# F) Direct vs iterative solvers

- **<font color='green'>[RUN & OBSERVE]</font>** $\rightarrow$ the cell should be run directly without modification
- **<font color='orange'>[RUN & PLAY]</font>** $\rightarrow$ the cell can be run directly, but some parameters should be changed interactively
- **<font color='red'>[FILL & RUN]</font>**    $\rightarrow$ the cell should be filled before being run
- **<font color='magenta'>[FILL & PLAY]</font>** $\rightarrow$ the cell should be filled, and then some parameters should be changed interactively.


______________
## 1) Problem definition

We consider the **Poisson equation**, that models several physics, such as electrostatics, membrane problems, static heat transfer, 2D isotropic and magnet-free magnetostatics, *etc*.,  and reads:

$$ \text{div}~ (h ~ \underline{\text{grad}}~ a) = s, $$

on the following domain $\Omega$:

![image-3.png](attachment:image-3.png)

The physical state $a$ is supposed to be imposed to $0$ on the external boundary $\partial\Omega$, the transmission term $h=1$ is constant on the whole domain, and the local source term is $s=1$ inside `Int` and $s=0$ in `Ext`. The weak form of Poisson equation is its projection on a basis of test functions  $a^*\in\mathcal{H}^1(\Omega) = \{a:\Omega \rightarrow \mathbb{R},~ \text{such that}~ \int_\Omega a^2 + \lvert \underline{\text{grad}}~a\rvert^2 \leq \infty\}$. After integrating by parts, we get

$$\forall v \in \mathcal{H}^1(\Omega), \quad 
\displaystyle  -\int _{\Gamma }v \underline{\text{grad}}~ a \cdot \underline{n} + \int _\Omega \underline{\text{grad}}~ v \cdot (h~\underline{\text{grad}}~ a) =\int _{\Omega }a^*~s.$$

Since we consider homogeneous Dirichlet boundary conditions, we take the trial and test functions $a$ and $a^*$ in $\mathcal{H}^1_0(\Omega) = \{a\in \mathcal{H}^1, a=0 ~\text{on}~ \partial \Omega  \}$, so that the boundary integral vanishes :

$$\boxed{\forall v \in \mathcal{H}^1_0(\Omega), \quad 
\displaystyle  \underbrace{\int _\Omega \underline{\text{grad}}~ v\cdot (h~\underline{\text{grad}}~ a)}_{\text{Bilinear form}} = \underbrace{\int _{\Omega }v~s}_{\text{Linear form}}}.$$


________________

## 1) 2D analysis

To begin with, we want to solve the Poisson equation defined previously on a 2D domain. The first thing to do is to define the geometry, *i.e.* define the shape of the subdomains as well as their labels. In particular, we need to define the following labels :
- the inner disk : `Int`
- the outer domain : `Ext`
- the outer boundary : `dOmega`

The 2D geometry is created in the following cell.

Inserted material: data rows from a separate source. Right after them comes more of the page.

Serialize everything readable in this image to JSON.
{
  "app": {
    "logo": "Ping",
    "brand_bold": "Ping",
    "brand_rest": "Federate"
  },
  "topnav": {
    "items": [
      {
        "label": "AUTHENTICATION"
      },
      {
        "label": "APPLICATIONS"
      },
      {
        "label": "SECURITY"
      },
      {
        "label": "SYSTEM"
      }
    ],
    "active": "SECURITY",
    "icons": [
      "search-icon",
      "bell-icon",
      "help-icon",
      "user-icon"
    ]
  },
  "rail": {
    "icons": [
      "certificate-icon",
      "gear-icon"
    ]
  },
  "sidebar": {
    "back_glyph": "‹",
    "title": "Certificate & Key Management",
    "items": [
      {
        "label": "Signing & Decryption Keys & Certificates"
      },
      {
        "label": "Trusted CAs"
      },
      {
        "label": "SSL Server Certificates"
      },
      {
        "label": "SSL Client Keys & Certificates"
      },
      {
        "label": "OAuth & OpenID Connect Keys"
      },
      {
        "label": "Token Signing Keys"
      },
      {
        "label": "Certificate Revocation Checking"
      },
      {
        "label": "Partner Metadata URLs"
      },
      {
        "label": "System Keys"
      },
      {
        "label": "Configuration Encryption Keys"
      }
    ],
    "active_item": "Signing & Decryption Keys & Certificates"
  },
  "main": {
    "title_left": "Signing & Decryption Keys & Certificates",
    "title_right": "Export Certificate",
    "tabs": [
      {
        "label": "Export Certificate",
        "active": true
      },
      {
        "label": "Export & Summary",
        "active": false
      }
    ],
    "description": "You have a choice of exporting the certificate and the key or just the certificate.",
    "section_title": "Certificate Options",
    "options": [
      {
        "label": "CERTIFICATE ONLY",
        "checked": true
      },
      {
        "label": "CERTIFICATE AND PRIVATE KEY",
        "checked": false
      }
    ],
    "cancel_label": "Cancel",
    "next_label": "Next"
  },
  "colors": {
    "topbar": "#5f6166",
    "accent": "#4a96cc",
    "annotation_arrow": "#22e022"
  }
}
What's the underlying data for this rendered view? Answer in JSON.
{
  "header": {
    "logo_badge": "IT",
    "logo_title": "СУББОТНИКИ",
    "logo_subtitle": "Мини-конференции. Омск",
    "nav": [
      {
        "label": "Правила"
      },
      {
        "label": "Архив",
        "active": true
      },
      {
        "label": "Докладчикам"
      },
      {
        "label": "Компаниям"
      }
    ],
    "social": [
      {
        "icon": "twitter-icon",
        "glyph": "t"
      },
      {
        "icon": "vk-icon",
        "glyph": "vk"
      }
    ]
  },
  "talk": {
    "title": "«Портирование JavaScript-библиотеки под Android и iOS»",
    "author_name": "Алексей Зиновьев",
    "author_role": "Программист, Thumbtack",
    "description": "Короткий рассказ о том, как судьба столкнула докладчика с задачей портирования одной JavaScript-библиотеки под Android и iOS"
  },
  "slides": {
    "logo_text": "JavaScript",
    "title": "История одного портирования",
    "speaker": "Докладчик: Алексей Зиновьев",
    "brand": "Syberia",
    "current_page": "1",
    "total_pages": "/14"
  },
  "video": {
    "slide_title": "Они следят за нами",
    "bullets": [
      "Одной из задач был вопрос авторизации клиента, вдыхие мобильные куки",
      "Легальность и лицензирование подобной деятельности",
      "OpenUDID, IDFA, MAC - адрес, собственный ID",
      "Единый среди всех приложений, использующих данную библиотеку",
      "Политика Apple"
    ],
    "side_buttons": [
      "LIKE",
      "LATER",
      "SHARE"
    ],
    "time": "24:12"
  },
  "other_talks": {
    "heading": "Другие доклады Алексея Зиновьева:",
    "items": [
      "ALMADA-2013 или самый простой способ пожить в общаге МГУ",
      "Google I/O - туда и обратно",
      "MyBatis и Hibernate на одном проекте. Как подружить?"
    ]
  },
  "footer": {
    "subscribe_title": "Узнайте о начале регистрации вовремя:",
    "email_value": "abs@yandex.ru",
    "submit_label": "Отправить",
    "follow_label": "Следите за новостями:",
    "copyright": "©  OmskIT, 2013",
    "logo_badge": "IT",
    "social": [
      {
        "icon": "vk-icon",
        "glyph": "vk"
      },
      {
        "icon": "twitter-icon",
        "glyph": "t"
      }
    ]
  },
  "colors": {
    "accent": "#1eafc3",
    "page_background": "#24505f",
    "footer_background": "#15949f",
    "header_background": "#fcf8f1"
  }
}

|**<font color='green'>[RUN & OBSERVE]</font>**|
|---|

In [None]:
#-------------------------------------------------------------
# 1) Creation of the Solids
from netgen.geom2d import CSG2d, Circle
Int = Circle( center=(0,0), radius=0.1, mat = "Int" )
Out = Circle( center=(0,0), radius=1, mat = "Ext", bc = "dOmega" )
Ext = Out - Int
# 2) Creation of the Geometry
Omega2D = CSG2d()
Omega2D.Add(Int)
Omega2D.Add(Ext)
#-------------------------------------------------------------
# 3) Mesh and plot
from ngsolve import Mesh
mesh2D = Mesh(Omega2D.GenerateMesh(maxh=0.01178))
print(f"Number of elements : {mesh2D.ne}, Number of nodes : {mesh2D.nv}")
from ngsolve.webgui import Draw
Draw(mesh2D)

Then, we have to define the weak form we want to solve. We therefore need to define the following mathematical objects:
   - the finite element space `fes2D`;
   - the bilinear form `K2D` (left-hand side integral of the weak form), that contains the test function `aStar` and the trial function `a` that we are looking for;
   - the linear form `s2D` (right-hand side of the weak form) that contains only the test function.

|**<font color='red'>[FILL & RUN]</font>**|
|---|

In [None]:
from ngsolve import H1, grad, dx, BilinearForm, LinearForm

fes2D = .................
aStar = fes2D.TestFunction()
a = fes2D.TrialFunction()
K2D = BilinearForm( ................. )
s2D = LinearForm(................. )

Once defined the FES with the symbolic bilinear and linear forms, we can assemble and then solve the finite element system.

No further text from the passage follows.